Szukam nauczyciela i mistrza
niech przywróci mi wzrok słuch i mowę
niech jeszcze raz nazwie rzeczy i pojęcia
niech oddzieli światło od ciemności.
Mam dwadzieścia cztery lata
ocalałem
prowadzony na rzeź.
Tadeusz Borowski, U nas, w Auschwitzu...
...Fragment 1.
Patrz, w jakim oryginalnym świecie żyjemy: jak mało jest w Europie ludzi, którzy nie zabili człowieka!
I jak mało jest ludzi, których by inni ludzie nie pragnęli zamordować!
A my tęsknimy do świata, w którym jest miłość drugiego człowieka, spokój od ludzi i odpoczynek
od instynktów. Widać takie jest prawo miłości i młodości.
PS – ale przedtem, wiesz, tobym tak zarżnął jednego i drugiego, tak na rozładowanie kompleksu
obozowego, kompleksu zdejmowania czapki, bezczynnego patrzenia na bitych i mordowanych,
kompleksu strachu przed obozem. Boję się jednak, że ten kompleks na nas ciąży. Nie wiem, czy
przeżyjemy, ale chciałbym, abyśmy kiedyś umieli nazywać rzeczy ich właściwym imieniem, jak czynią
ludzie odważni.
Zespół Szkół dla Dzieci Obywateli Polskich Czasowo Przebywających za Granicą
...Fragment 2.
Gdyby opadły ściany baraków, tysiące ludzi zbitych, stłamszonych na pryczach zawisłoby w powietrzu.
Byłby to widok wstrętniejszy niż średniowieczne obrazy sądów ostatecznych. Najbardziej wstrząsa
człowiekiem widok drugiego człowieka śpiącego na swoim kawałku buksy, miejsca, które musi
zajmować, bo ma ciało. Ciało wykorzystali, jak się da: wytatuowali na nim numer, żeby zaoszczędzić
obroży, dali tyle snu w nocy, żeby człowiek mógł pracować, i tyle czasu w dzień, aby zjadł. I jedzenia
tyle, żeby bezproduktywnie nie zdechł. Jedno jest tylko miejsce do życia: kawałek pryczy, reszta należy
do obozu, do państwa. Ale ani ten kawałek miejsca, ani koszula, ani łopata nie jest twoja. Zachorujesz,
odbiorą ci wszystko: ubranie, czapkę, przemycony szalik, chusteczkę do nosa. Jak umrzesz – wyrwą ci
złote zęby, już poprzednio zapisane w księgi obozu. Spalą, popiołem wysypią pola albo osuszą stawy. Co
prawda marnotrawią przy spalaniu tyle tłuszczu, tyle kości, tyle mięsa, tyle ciepła! Ale gdzie indziej robią
z ludzi mydło, ze skóry ludzkiej abażury, z kości ozdoby. Kto wie, może na eksport dla Murzynów,
których kiedyś podbiją?
Pracujemy pod ziemią i na ziemi, pod dachem i na deszczu, przy łopacie, lorze, kilofie i łomie.

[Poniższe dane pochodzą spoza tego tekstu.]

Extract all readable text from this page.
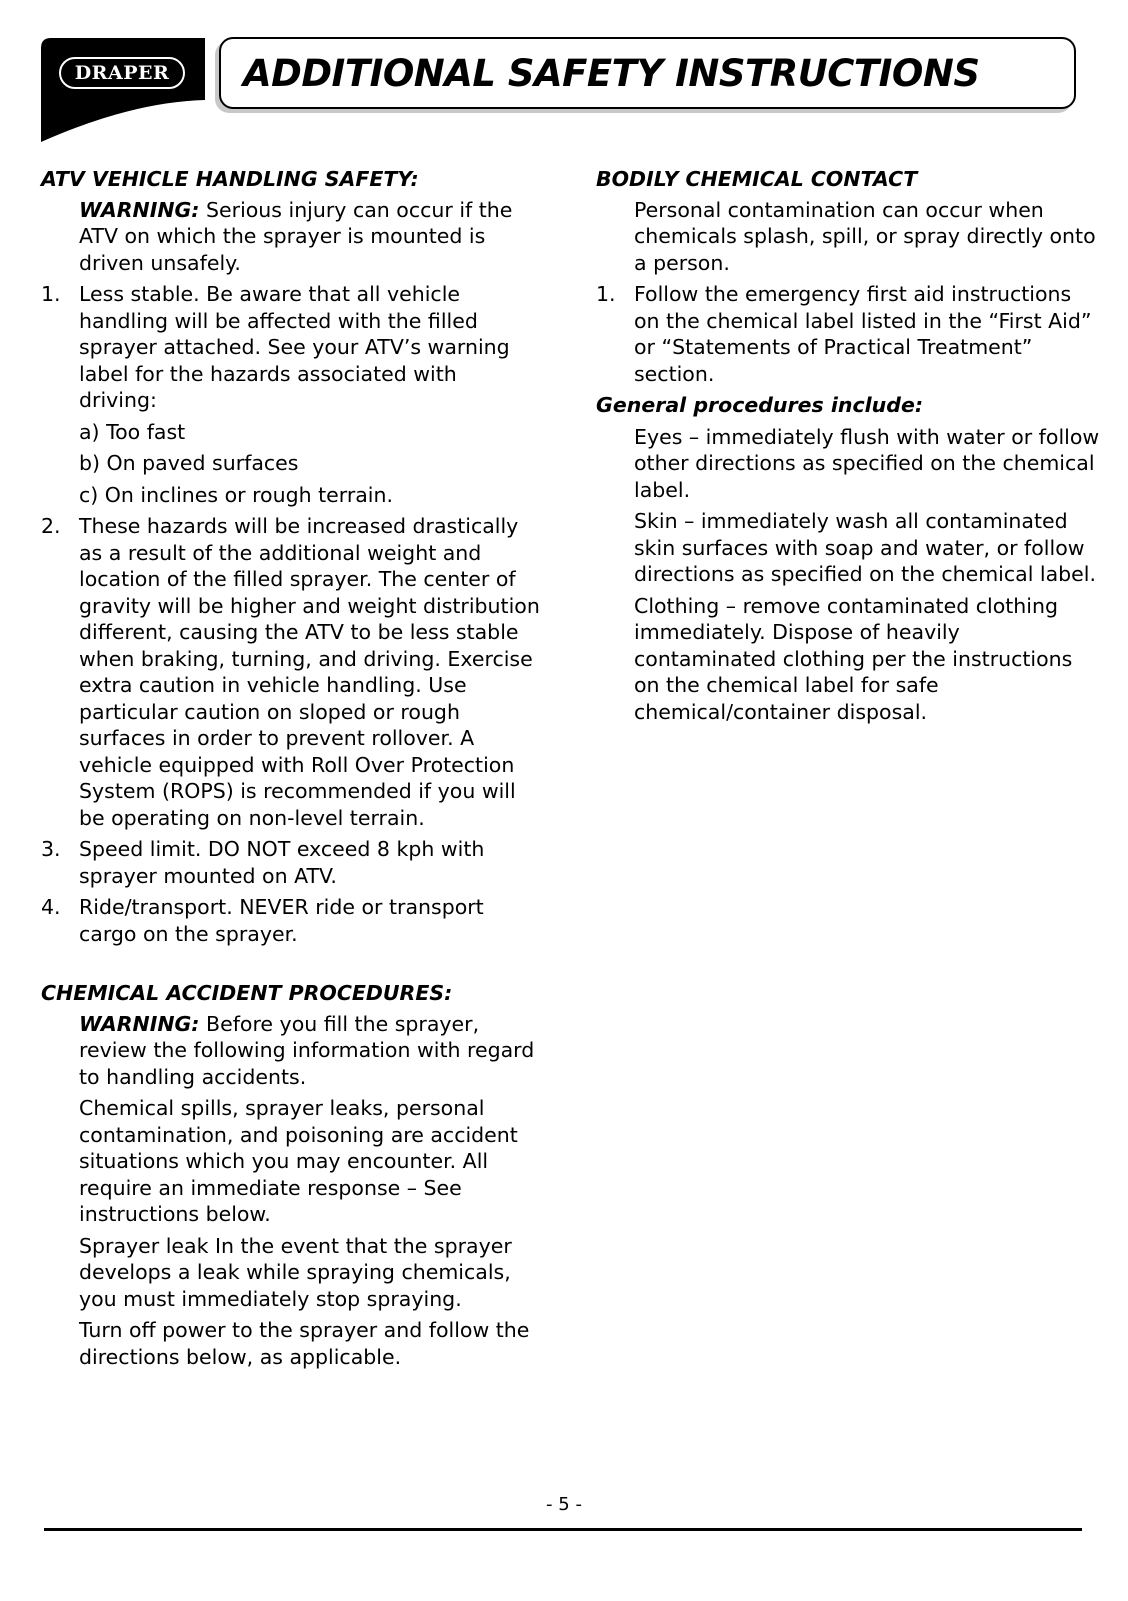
DRAPER
R
ADDITIONAL SAFETY INSTRUCTIONS
ATV VEHICLE HANDLING SAFETY:
WARNING: Serious injury can occur if the ATV on which the sprayer is mounted is driven unsafely.
1. Less stable. Be aware that all vehicle handling will be affected with the filled sprayer attached. See your ATV’s warning label for the hazards associated with driving:
a) Too fast
b) On paved surfaces
c) On inclines or rough terrain.
2. These hazards will be increased drastically as a result of the additional weight and location of the filled sprayer. The center of gravity will be higher and weight distribution different, causing the ATV to be less stable when braking, turning, and driving. Exercise extra caution in vehicle handling. Use particular caution on sloped or rough surfaces in order to prevent rollover. A vehicle equipped with Roll Over Protection System (ROPS) is recommended if you will be operating on non-level terrain.
3. Speed limit. DO NOT exceed 8 kph with sprayer mounted on ATV.
4. Ride/transport. NEVER ride or transport cargo on the sprayer.
CHEMICAL ACCIDENT PROCEDURES:
WARNING: Before you fill the sprayer, review the following information with regard to handling accidents.
Chemical spills, sprayer leaks, personal contamination, and poisoning are accident situations which you may encounter. All require an immediate response – See instructions below.
Sprayer leak In the event that the sprayer develops a leak while spraying chemicals, you must immediately stop spraying.
Turn off power to the sprayer and follow the directions below, as applicable.
BODILY CHEMICAL CONTACT
Personal contamination can occur when chemicals splash, spill, or spray directly onto a person.
1. Follow the emergency first aid instructions on the chemical label listed in the “First Aid” or “Statements of Practical Treatment” section.
General procedures include:
Eyes – immediately flush with water or follow other directions as specified on the chemical label.
Skin – immediately wash all contaminated skin surfaces with soap and water, or follow directions as specified on the chemical label.
Clothing – remove contaminated clothing immediately. Dispose of heavily contaminated clothing per the instructions on the chemical label for safe chemical/container disposal.
- 5 -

Nosimy wory z cementem, układamy cegły, tory kolejowe, grodzimy grunta, depczemy ziemię…
Zakładamy podwaliny jakiejś nowej, potwornej cywilizacji. Teraz dopiero poznałem cenę starożytności.
Jaką potworną zbrodnią są piramidy egipskie, świątynie i greckie posągi! Ile krwi musiało spłynąć na
rzymskie drogi, wały graniczne i budowle miasta! Ta starożytność, która była olbrzymim
koncentracyjnym obozem, gdzie niewolnikowi wypalano znak własności na czole i krzyżowano za
ucieczkę. Ta starożytność, która była wielką zmową ludzi wolnych przeciw niewolnikom!

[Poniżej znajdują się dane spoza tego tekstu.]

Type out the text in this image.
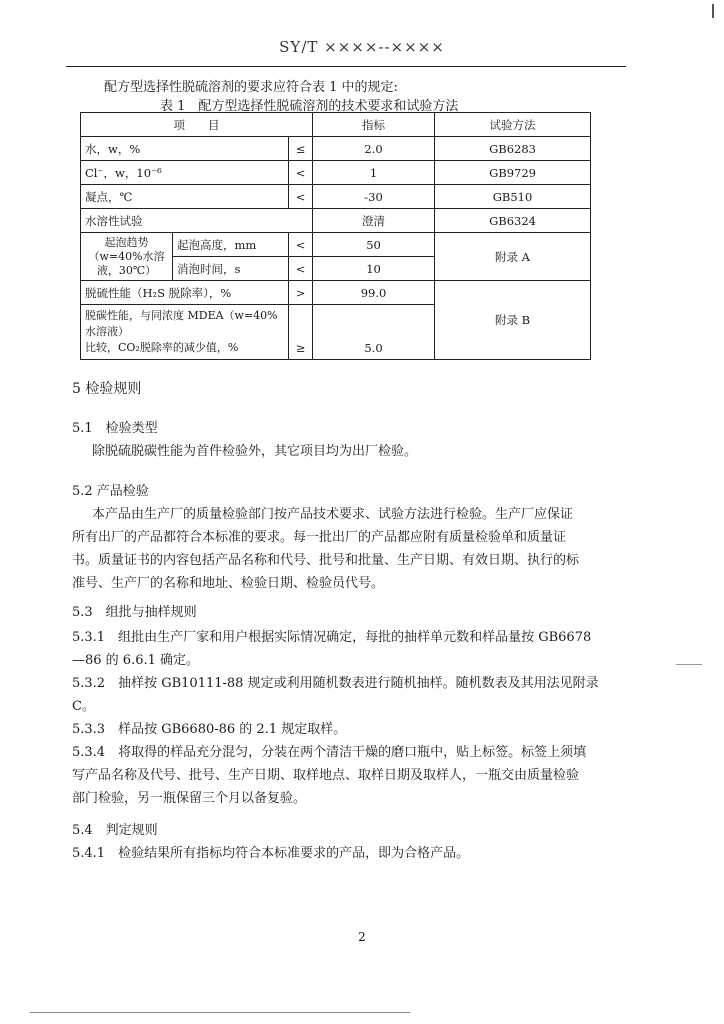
SY/T ××××--××××
配方型选择性脱硫溶剂的要求应符合表 1 中的规定:
表 1　配方型选择性脱硫溶剂的技术要求和试验方法
项　　目			指标	试验方法
水，w，%		≤	2.0	GB6283
Cl⁻，w，10⁻⁶		<	1	GB9729
凝点，℃		<	-30	GB510
水溶性试验			澄清	GB6324

起泡趋势
（w=40%水溶
液，30℃）	起泡高度，mm	<	50	附录 A
	消泡时间，s	<	10	
脱硫性能（H₂S 脱除率），%		>	99.0	附录 B

脱碳性能，与同浓度 MDEA（w=40%水溶液）
比较，CO₂脱除率的减少值，%		≥	5.0	
5 检验规则
5.1　检验类型
除脱硫脱碳性能为首件检验外，其它项目均为出厂检验。
5.2 产品检验
本产品由生产厂的质量检验部门按产品技术要求、试验方法进行检验。生产厂应保证
所有出厂的产品都符合本标准的要求。每一批出厂的产品都应附有质量检验单和质量证
书。质量证书的内容包括产品名称和代号、批号和批量、生产日期、有效日期、执行的标
准号、生产厂的名称和地址、检验日期、检验员代号。
5.3　组批与抽样规则
5.3.1　组批由生产厂家和用户根据实际情况确定，每批的抽样单元数和样品量按 GB6678
—86 的 6.6.1 确定。
5.3.2　抽样按 GB10111-88 规定或利用随机数表进行随机抽样。随机数表及其用法见附录
C。
5.3.3　样品按 GB6680-86 的 2.1 规定取样。
5.3.4　将取得的样品充分混匀，分装在两个清洁干燥的磨口瓶中，贴上标签。标签上须填
写产品名称及代号、批号、生产日期、取样地点、取样日期及取样人，一瓶交由质量检验
部门检验，另一瓶保留三个月以备复验。
5.4　判定规则
5.4.1　检验结果所有指标均符合本标准要求的产品，即为合格产品。
2
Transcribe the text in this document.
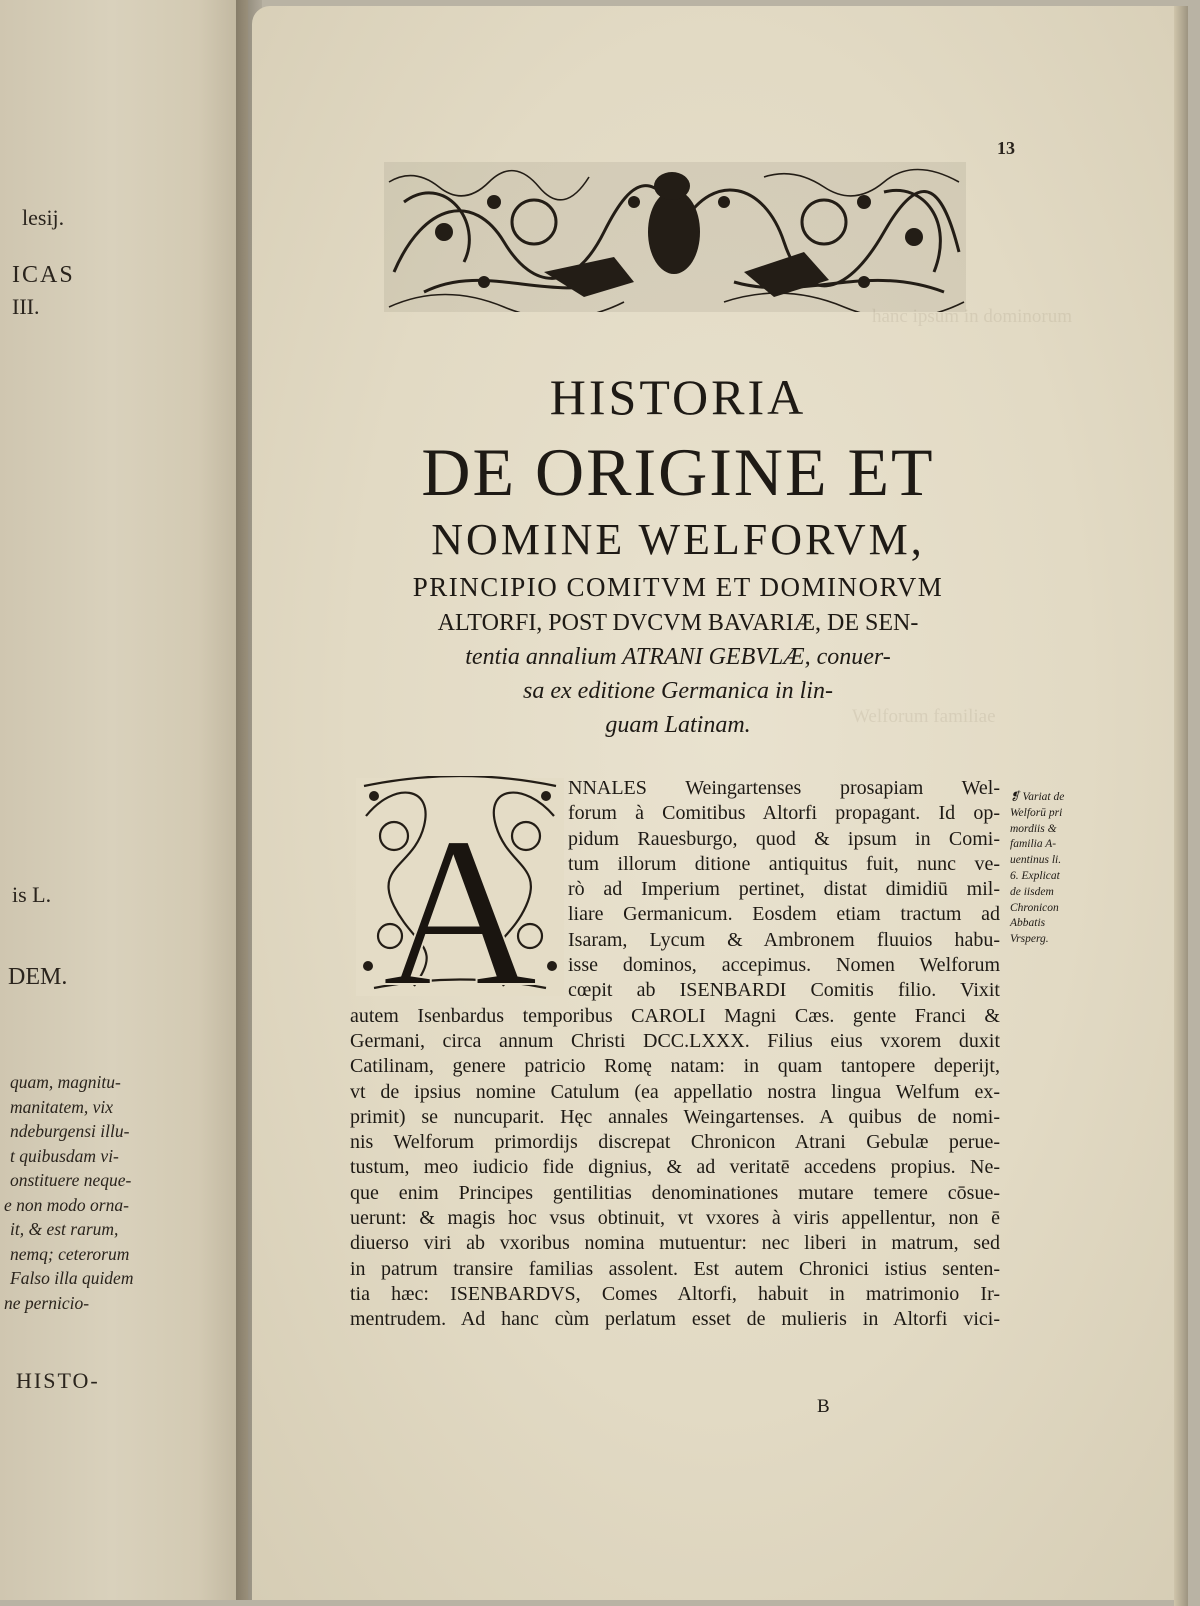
lesij.
ICAS
III.
is L.
DEM.
quam, magnitu-
manitatem, vix
ndeburgensi illu-
t quibusdam vi-
onstituere neque-
e non modo orna-
it, & est rarum,
nemq; ceterorum
Falso illa quidem
ne pernicio-
HISTO-
hanc ipsum in dominorum
Welforum familiae
13
HISTORIA
DE ORIGINE ET
NOMINE WELFORVM,
PRINCIPIO COMITVM ET DOMINORVM
ALTORFI, POST DVCVM BAVARIÆ, DE SEN-
tentia annalium ATRANI GEBVLÆ, conuer-
sa ex editione Germanica in lin-
guam Latinam.
A
NNALES Weingartenses prosapiam Wel-
forum à Comitibus Altorfi propagant. Id op-
pidum Rauesburgo, quod & ipsum in Comi-
tum illorum ditione antiquitus fuit, nunc ve-
rò ad Imperium pertinet, distat dimidiū mil-
liare Germanicum. Eosdem etiam tractum ad
Isaram, Lycum & Ambronem fluuios habu-
isse dominos, accepimus. Nomen Welforum
cœpit ab ISENBARDI Comitis filio. Vixit
autem Isenbardus temporibus CAROLI Magni Cæs. gente Franci &
Germani, circa annum Christi DCC.LXXX. Filius eius vxorem duxit
Catilinam, genere patricio Romę natam: in quam tantopere deperijt,
vt de ipsius nomine Catulum (ea appellatio nostra lingua Welfum ex-
primit) se nuncuparit. Hęc annales Weingartenses. A quibus de nomi-
nis Welforum primordijs discrepat Chronicon Atrani Gebulæ perue-
tustum, meo iudicio fide dignius, & ad veritatē accedens propius. Ne-
que enim Principes gentilitias denominationes mutare temere cōsue-
uerunt: & magis hoc vsus obtinuit, vt vxores à viris appellentur, non ē
diuerso viri ab vxoribus nomina mutuentur: nec liberi in matrum, sed
in patrum transire familias assolent. Est autem Chronici istius senten-
tia hæc: ISENBARDVS, Comes Altorfi, habuit in matrimonio Ir-
mentrudem. Ad hanc cùm perlatum esset de mulieris in Altorfi vici-
❡ Variat de
Welforū pri
mordiis &
familia A-
uentinus li.
6. Explicat
de iisdem
Chronicon
Abbatis
Vrsperg.
B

Pamiętasz, jak lubiłem Platona. Dziś wiem, że kłamał. Bo w rzeczach ziemskich nie odbija się
ideał, ale leży ciężka, krwawa praca człowieka. To myśmy budowali piramidy, rwali marmur na
świątynie i kamienie na drogi imperialne, to myśmy wiosłowali na galerach i ciągnęli sochy, a oni pisali
dialogi i dramaty, usprawiedliwiali ojczyznami swoje intrygi, walczyli o granice i demokracje. Myśmy
byli brudni i umierali naprawdę. Oni byli estetyczni i dyskutowali na niby.

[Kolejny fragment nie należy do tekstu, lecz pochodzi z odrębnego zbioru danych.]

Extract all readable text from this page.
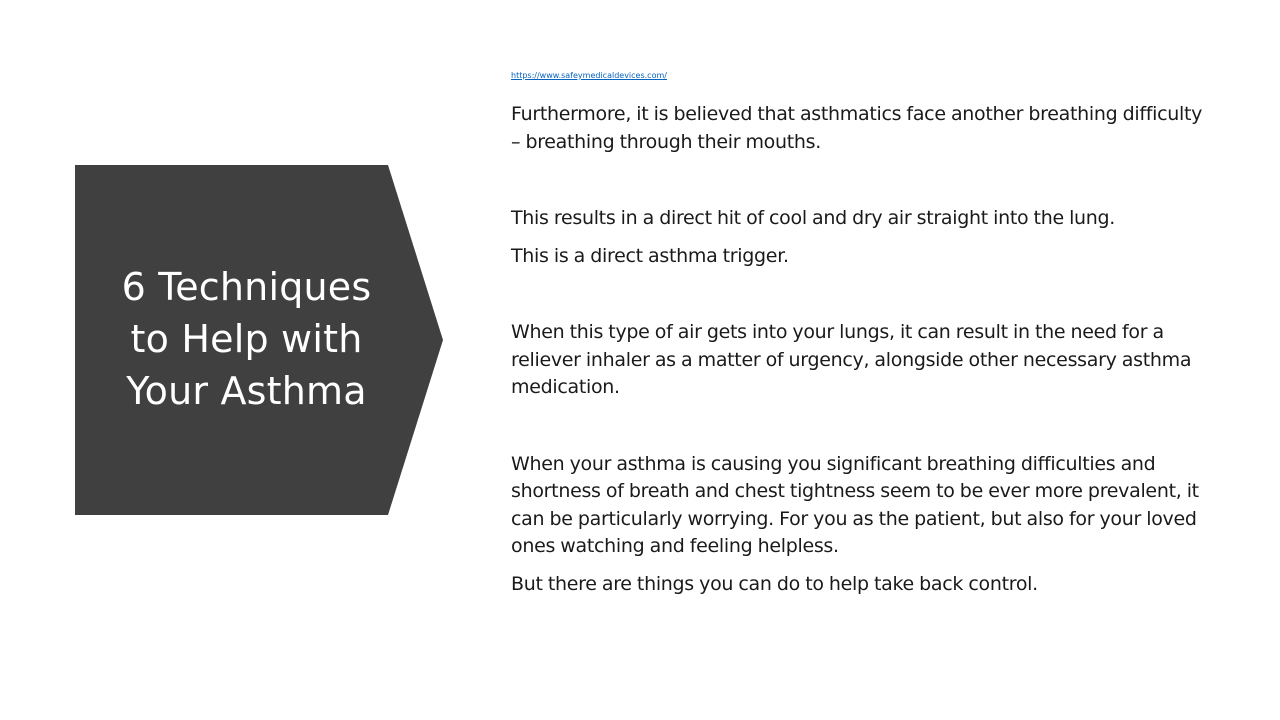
6 Techniques
to Help with
Your Asthma
https://www.safeymedicaldevices.com/

Furthermore, it is believed that asthmatics face another breathing difficulty – breathing through their mouths.

This results in a direct hit of cool and dry air straight into the lung.

This is a direct asthma trigger.

When this type of air gets into your lungs, it can result in the need for a reliever inhaler as a matter of urgency, alongside other necessary asthma medication.

When your asthma is causing you significant breathing difficulties and shortness of breath and chest tightness seem to be ever more prevalent, it can be particularly worrying. For you as the patient, but also for your loved ones watching and feeling helpless.

But there are things you can do to help take back control.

Nie ma piękna, jeśli w nim leży krzywda człowieka. Nie ma prawdy, która tę krzywdę pomija. Nie
ma dobra, które na nią pozwala.
[…] Co będzie o nas wiedzieć świat, jeśli zwyciężą Niemcy? Powstaną olbrzymie budowle,
autostrady, fabryki, niebotyczne pomniki. Pod każdą cegłą będą podłożone nasze ręce, na naszych
barkach będą noszone podkłady kolejowe i płyty betonu. Wymordują nam rodziny, chorych, starców.
Wymordują dzieci.
I nikt o nas wiedzieć nie będzie. Zakrzyczą nas poeci, adwokaci, filozofowie, księża. Stworzą
piękno, dobro i prawdę. Stworzą religię.
Fragment 3.
– Nie umarłeś jeszcze, Abramek? Co słychać?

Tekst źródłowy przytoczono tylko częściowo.